Stowell’s approach has been to use research the regulator has commissioned about public trust and confidence to buttress her arguments via the Commission’s communications, but the distance between the actual findings of that research and the policy talking points articulated in the press and elsewhere widens every day, to say nothing of the limitations of the research in the first place. Even specific regulatory actions now are framed by and for the headlines, with the Commission acting as a kind of self-appointed crusader for ‘what the public wants’, rather than an objective assessor of the facts, context, data and evidence.

Then there’s the insufferably patronising, moralising, hectoring, lecturing tone of it all. As if hundreds of thousands of experienced and committed trustees, volunteers and staff are naughty children who need to be taught the error of their ways. As though they were apart from, rather than an integral (and civic-minded) part of, the ‘public’, and in need of stern education about ‘what the public thinks’. It’s another invocation of the rampant and frankly destructive populism seen elsewhere in society right now.

In this narrative, the law is some kind of throwaway ‘minimum expectation’ rather than what it actually is, a social contract between free people and their state about how their own, mostly voluntary, activities and behaviours should be legitimately regulated.

The road to hell is paved with good intentions

This is a road to hell. Not just for charities, but the regulator too – and ultimately society.

In my conversations with many people in the sector who pay attention to the Charity Commission and deeply care about what it does (yes, we do exist), minds are already made up. Under Stowell’s leadership, the regulator is rapidly losing the trust and confidence of the sector it regulates. People are tuning out; waiting for the leadership to change; no longer engaging; some are even starting to push back and make plans to resist. They’re sick to the back teeth of being patronised. In my experience, this is true for folks from large and small charities, funders and service delivery charities, trustees and CEOs, charity lawyers and charity workers alike.

Why?
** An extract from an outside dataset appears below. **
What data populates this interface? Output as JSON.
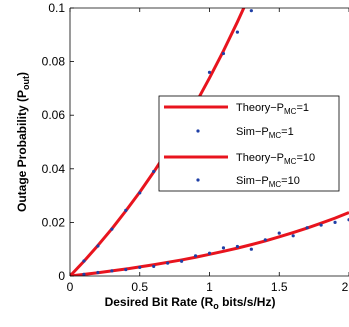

Because it’s not fair to judge trustees according to vague, subjective, and shifting standards of ‘behaviour’ or ‘public expectations’. It’s not fair to make sweeping claims and conclusions that ‘charities need to do x, charities are collectively responsible for y’ when the issue has nothing to do with 99% of them. It’s not fair to make unsubstantiated or poorly evidenced accusations in the press that perversely damage public trust and confidence in charities.

The Commission is losing the confidence and respect of those it regulates

The truth the current leadership seems unable or unwilling to grasp is that the Charity Commission needs the respect of those it regulates – but this is ebbing away. The Commission is under-resourced but also vastly outnumbered by the number of charities, and relies upon the goodwill of hundreds of thousands of volunteer trustees who try to do their best. If it throws that goodwill away in favour of the bully pulpit and trial by media, then trusteeship – the lifeblood of the sector – may become a burden too big to bear for many. That would be a situation which our regulator, our sector, and our society simply can’t afford.